A l'été de cette même année, pour célébrer à la fois le cinquantenaire de la fondation de la Société Amicale de Secours des anciens élèves et le centenaire des combats de 1814 aux portes de Paris où les X avaient pris une part si brillante, on inaugurait dans la cour de l'École le monument de THEUNISSEN qui y dresse encore sa fière silhouette.

Je me trouvais au premier rang des assistants. Je revois encore, comme si c'était hier, le souffle d'enthousiasme qui les enflamma quand le voile tombant découvrit le jeune héros serrant contre sa poitrine la hampe du drapeau confié quelques années auparavant par l'Empereur au major François Arago, tandis que de la main droite il brandit son sabre, encourageant de la voix ses camarades pour la suprême résistance.

J'entends encore le Ministre de la Guerre M. Messimy tourné vers les élèves d'alors leur dire : « Quand vous passerez devant ce monument, vous sentirez monter plus ardente dans vos cœurs la flamme sacrée du sacrifice; animés du même courage que vos anciens, vous ferez preuve, pour assurer la victoire, des mêmes vertus militaires qui furent leur honneur dans la défaite. »

« Assurer la victoire ! » On était alors au 8 juillet, à moins d'un mois de la guerre. Quelle parole prophétique ! Quelle part magnifique en effet l'École se disposait à prendre, par ses élèves des cinquante promotions en âge de mobilisation, un demi-siècle de travail et de science, a-t-on dit, à la défense et au salut de la France attaquée !

Cinquante-deux mois passèrent, parmi les plus tragiques de notre histoire. Enfin la victoire, sensible à nos sacrifices et à notre vaillance, consentit à déposer à nouveau son baiser dans les plis de nos drapeaux qu'elle avait désertés naguère. Notre pays allait connaître à nouveau la fierté et les bienfaits de son auréole.
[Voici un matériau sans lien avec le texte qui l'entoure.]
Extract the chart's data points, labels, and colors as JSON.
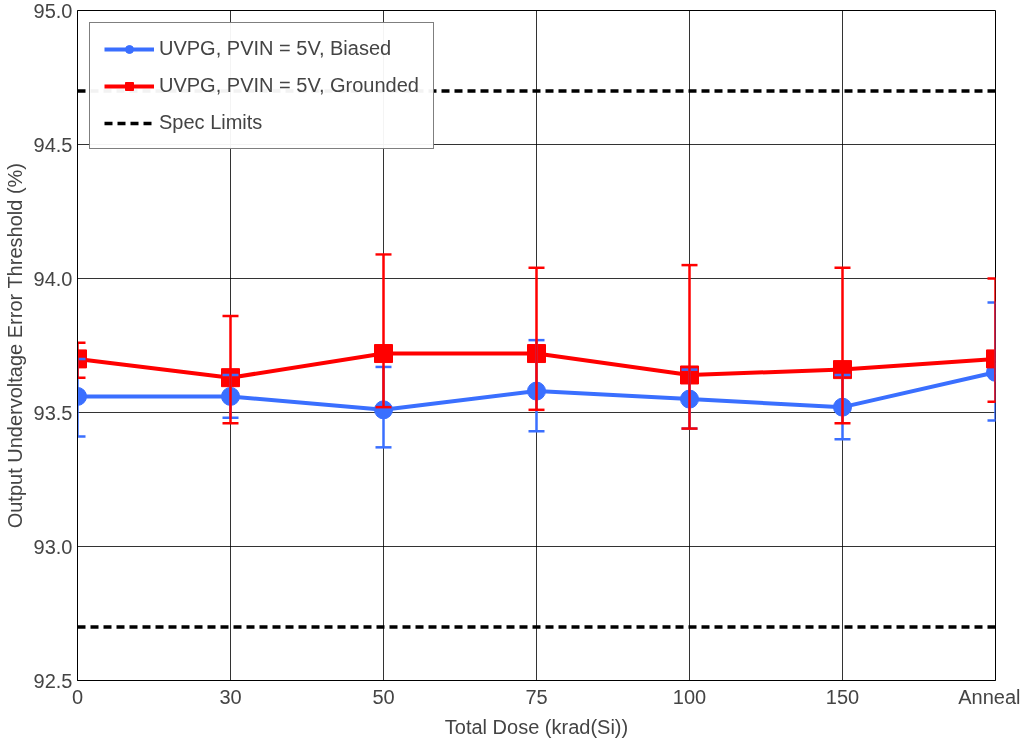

L'École avait rouvert ses portes toutes larges. Six promotions y avaient repris le cours normal de leurs études. Pour célébrer cet heureux événement, le 4 mai 1919, dans le cadre magnifique de l'Opéra, en présence de M. le Président de la République, de membres du Gouvernement, de nos maréchaux vainqueurs, la famille polytechnicienne était assemblée. Moment singulièrement émouvant que celui où elle se retrouvait enfin, après quatre années de dispersion dans la plus horrible des tourmentes, pour reformer ses rangs, compter ses deuils, enregistrer ses gloires.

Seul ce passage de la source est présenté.